Fourth, licensing restricts the supply of sellers, raising the price of their services. For instance, licensing means opticians earn .3-.5 percent more every year. Because of the law of demand, people will buy fewer opticians’ services. Some people who might have successfully sought treatment for a vision problem now won’t. Others will put off getting new glasses. Are they better off? Are they “protected” by the new licensing requirements?
Some might object that they are willing to pay higher prices for quality assurance. The vast empirical literature on licensing, and particularly its effects on quality, suggests that’s not what we’re getting. Licenses protect existing sellers from potential rivals. And with boards hesitant to discipline existing sellers, quality falls in many markets. The paper referenced in the previous paragraph finds “Little evidence that optician licensing has enhanced the quality of services delivered to consumers.” Overall, meta-analyses of the literature are ambiguous. Some papers find (marginal) improvements in quality. Others, like the one just cited, find marginal decreases, and others find no change in quality. Remember, though: even the papers finding a marginal improvement due to licensing must grapple with the fact that some consumers will go without the good or service at all thanks to its higher price.
But in a world without licensing, couldn’t anyone hang out a shingle and start practicing medicine?
Yes.
And that’s a boon for consumers because markets regulate more effectively than government licensing boards do. The fact that this is everyone’s first objection suggests that most consumers wouldn’t walk into a random storefront and submit themselves to a haircut without doing their homework, much less to brain surgery. And how many people have gotten out of the stylist’s chair and left because they noticed her license was about to expire?

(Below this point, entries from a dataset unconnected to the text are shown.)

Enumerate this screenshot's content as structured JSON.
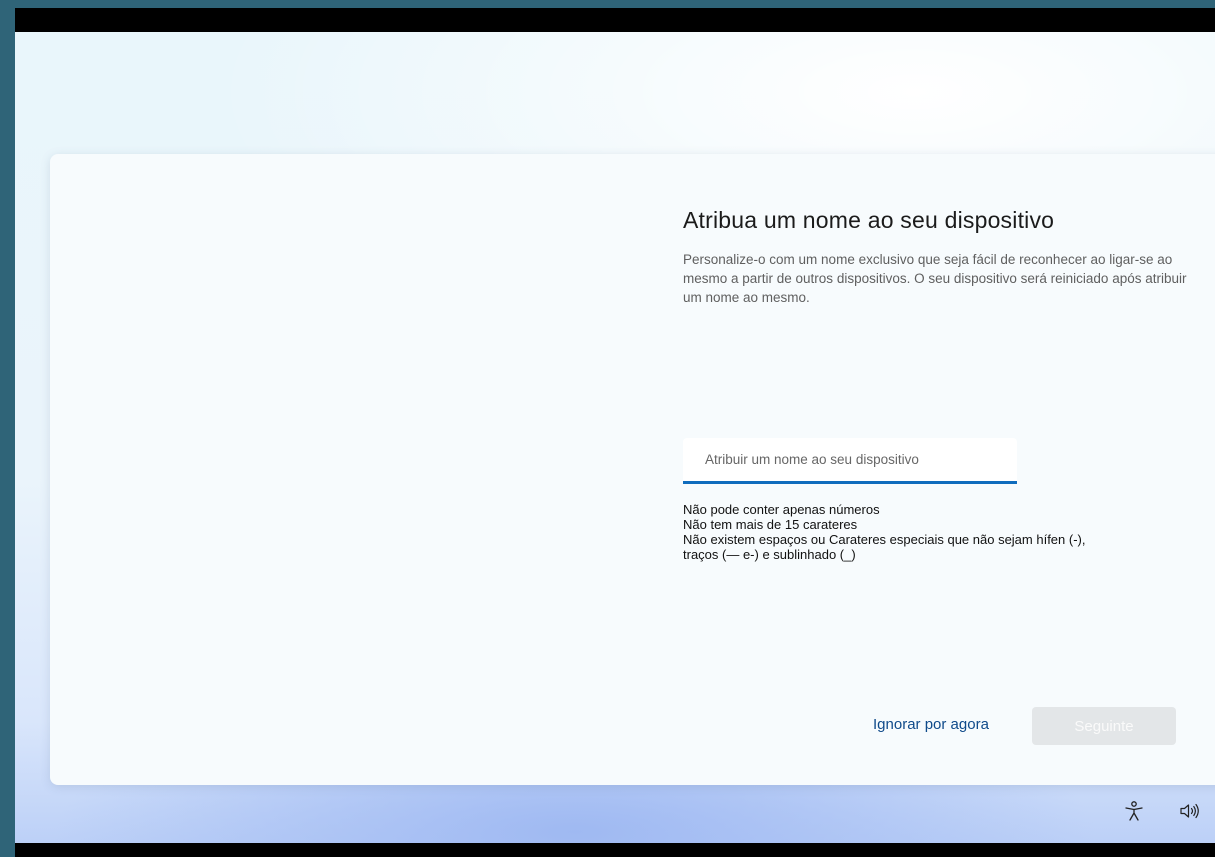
{
  "dialog": {
    "title": "Atribua um nome ao seu dispositivo",
    "description": "Personalize-o com um nome exclusivo que seja fácil de reconhecer ao ligar-se ao mesmo a partir de outros dispositivos. O seu dispositivo será reiniciado após atribuir um nome ao mesmo.",
    "name_input": {
      "value": "",
      "placeholder": "Atribuir um nome ao seu dispositivo"
    },
    "rules": [
      "Não pode conter apenas números",
      "Não tem mais de 15 carateres",
      "Não existem espaços ou Carateres especiais que não sejam hífen (-),",
      "traços (— e-) e sublinhado (_)"
    ],
    "skip_label": "Ignorar por agora",
    "next_label": "Seguinte"
  },
  "tray": {
    "accessibility_icon": "accessibility-icon",
    "volume_icon": "volume-icon"
  },
  "colors": {
    "accent": "#0f6cbd",
    "link": "#0f4a8a",
    "disabled_button": "#e3e6e8"
  }
}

The fact is, all sorts of market institutions arise to supply quality more effectively than government-backed boards. Brands, third-party certifiers (educational institutions, insurers, evaluators), and apprenticeships to reputable sellers are all means of securing quality and competence.

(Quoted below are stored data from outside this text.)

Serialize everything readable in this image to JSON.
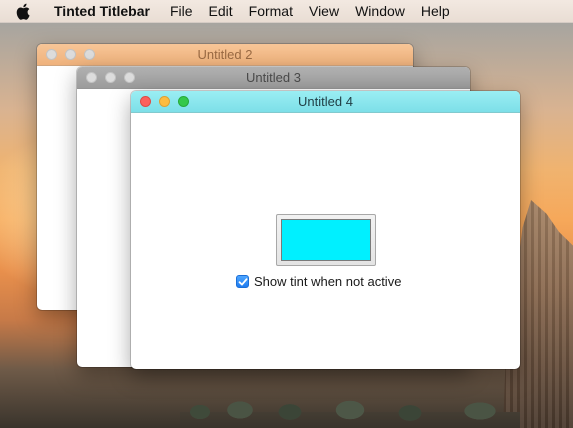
{
  "menubar": {
    "apple_icon": "apple-logo-icon",
    "app_name": "Tinted Titlebar",
    "items": [
      "File",
      "Edit",
      "Format",
      "View",
      "Window",
      "Help"
    ]
  },
  "windows": {
    "win2": {
      "title": "Untitled 2",
      "titlebar_color": "#f3bb88",
      "state": "inactive"
    },
    "win3": {
      "title": "Untitled 3",
      "titlebar_color": "#a6a6a6",
      "state": "inactive"
    },
    "win4": {
      "title": "Untitled 4",
      "titlebar_color": "#8ce6ee",
      "state": "active"
    }
  },
  "content": {
    "color_well_value": "#00f0ff",
    "checkbox_label": "Show tint when not active",
    "checkbox_checked": true
  }
}
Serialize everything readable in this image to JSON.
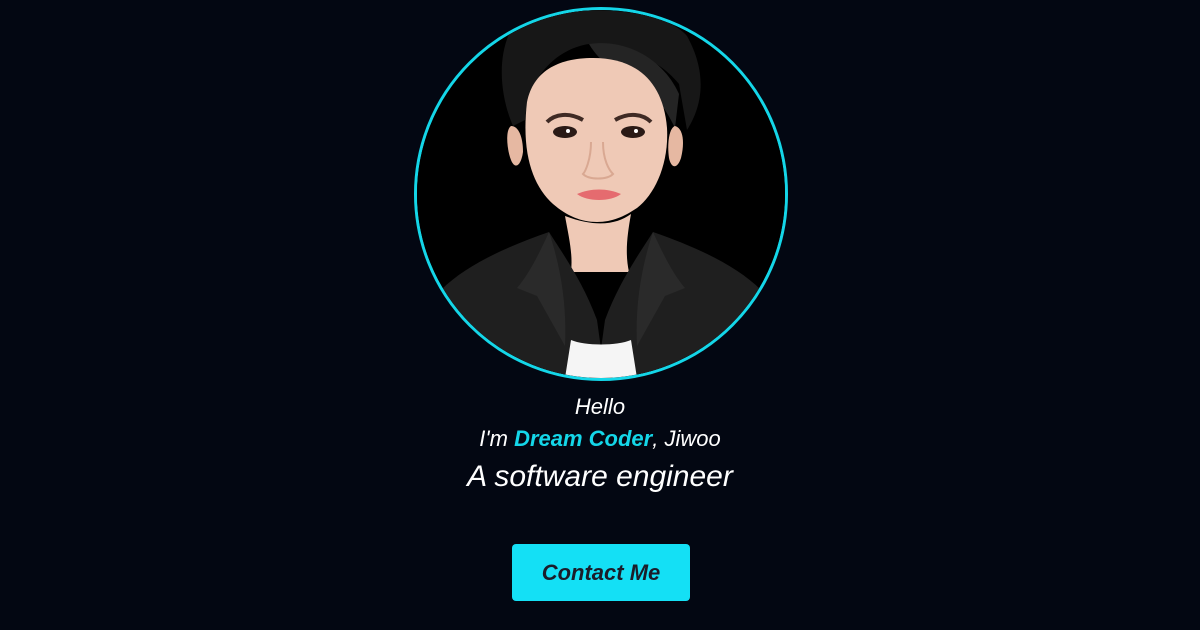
{
  "hero": {
    "greeting": "Hello",
    "intro_prefix": "I'm ",
    "brand_name": "Dream Coder",
    "intro_suffix": ", Jiwoo",
    "role": "A software engineer",
    "contact_button": "Contact Me"
  },
  "avatar": {
    "ring_color": "#14d6e8",
    "icon": "profile-photo"
  },
  "colors": {
    "background": "#030712",
    "accent": "#14e0f5",
    "button_text": "#1b1d2a",
    "text": "#ffffff"
  }
}
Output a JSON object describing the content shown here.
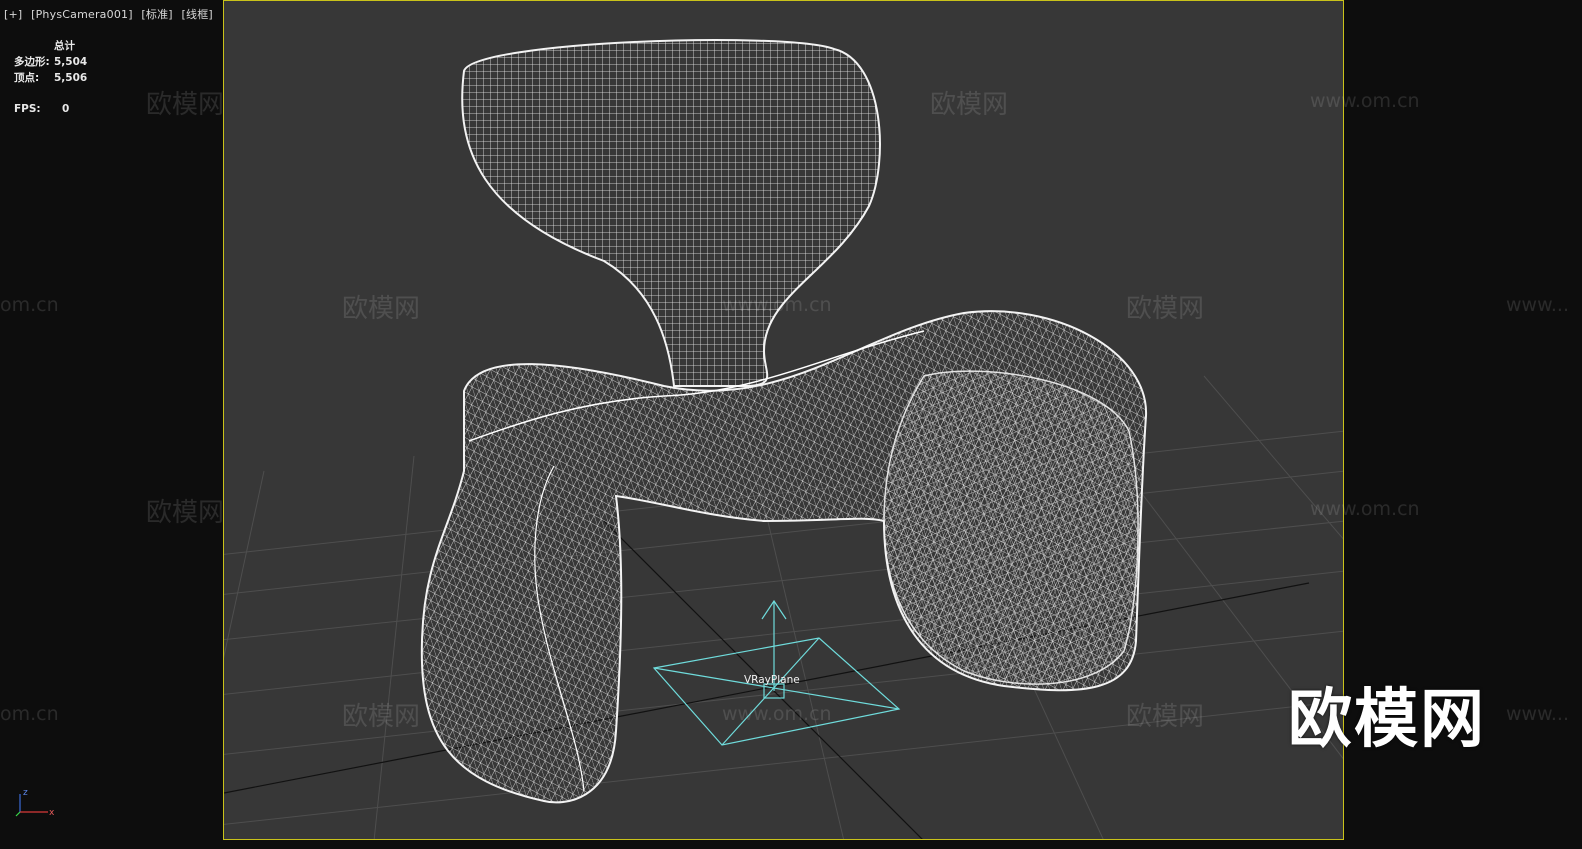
{
  "viewport": {
    "label_parts": [
      "[+]",
      "[PhysCamera001]",
      "[标准]",
      "[线框]"
    ]
  },
  "stats": {
    "header": "总计",
    "rows": [
      {
        "label": "多边形:",
        "value": "5,504"
      },
      {
        "label": "顶点:",
        "value": "5,506"
      }
    ],
    "fps_label": "FPS:",
    "fps_value": "0"
  },
  "scene": {
    "object_label": "VRayPlane"
  },
  "axis_gizmo": {
    "z": "z",
    "x": "x"
  },
  "watermarks": {
    "brand": "欧模网",
    "url": "www.om.cn",
    "url_left": "om.cn",
    "url_right": "www..."
  },
  "colors": {
    "viewport_bg": "#373737",
    "safe_frame": "#c9c21a",
    "wire": "#e6e6e6",
    "helper": "#6fdcdc",
    "grid": "#4c4c4c"
  }
}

When real harm happens (and upon occasion, it will), the tort system can punish the injurer. Torts are a part of the Common Law legal tradition that emerged in England almost a thousand years ago. When a person brings harm (of certain varieties) on his neighbor, he has committed a tort, can be sued, and penalized.

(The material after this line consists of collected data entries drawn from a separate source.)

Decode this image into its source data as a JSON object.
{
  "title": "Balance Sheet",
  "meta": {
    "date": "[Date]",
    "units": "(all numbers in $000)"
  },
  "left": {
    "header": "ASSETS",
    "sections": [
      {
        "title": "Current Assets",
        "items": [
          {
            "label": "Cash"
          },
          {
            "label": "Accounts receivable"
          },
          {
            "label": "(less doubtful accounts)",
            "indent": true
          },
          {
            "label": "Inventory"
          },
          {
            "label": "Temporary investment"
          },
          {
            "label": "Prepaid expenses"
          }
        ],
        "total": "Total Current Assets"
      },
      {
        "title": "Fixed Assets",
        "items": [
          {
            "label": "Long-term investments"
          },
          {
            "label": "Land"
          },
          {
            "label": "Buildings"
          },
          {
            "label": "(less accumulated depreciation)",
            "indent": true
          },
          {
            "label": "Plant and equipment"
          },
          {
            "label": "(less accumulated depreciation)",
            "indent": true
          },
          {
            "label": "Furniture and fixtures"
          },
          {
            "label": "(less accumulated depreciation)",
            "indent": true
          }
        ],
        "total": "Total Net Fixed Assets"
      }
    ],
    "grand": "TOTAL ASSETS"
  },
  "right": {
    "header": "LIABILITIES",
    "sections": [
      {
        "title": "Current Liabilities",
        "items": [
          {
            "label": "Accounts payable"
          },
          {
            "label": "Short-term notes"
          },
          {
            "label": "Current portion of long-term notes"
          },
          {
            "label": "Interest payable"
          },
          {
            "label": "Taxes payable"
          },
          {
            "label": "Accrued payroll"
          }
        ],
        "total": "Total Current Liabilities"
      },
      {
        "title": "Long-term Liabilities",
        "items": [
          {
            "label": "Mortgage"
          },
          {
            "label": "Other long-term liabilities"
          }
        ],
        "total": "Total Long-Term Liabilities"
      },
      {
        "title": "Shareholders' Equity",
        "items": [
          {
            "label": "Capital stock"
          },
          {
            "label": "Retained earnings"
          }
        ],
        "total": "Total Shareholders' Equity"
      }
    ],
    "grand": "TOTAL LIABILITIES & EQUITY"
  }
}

The tort system provides an incentive to refrain from harm. Second, and overlooked by many non-economists is what happens to someone who has committed a tort. His insurance premiums will increase, making it harder to survive in the market. Repeat offenders will be weeded out altogether. All this is to say that the system isn’t perfect, which makes it just like the system we have now, or just like any other conceivable system. None prevent 100% of harms.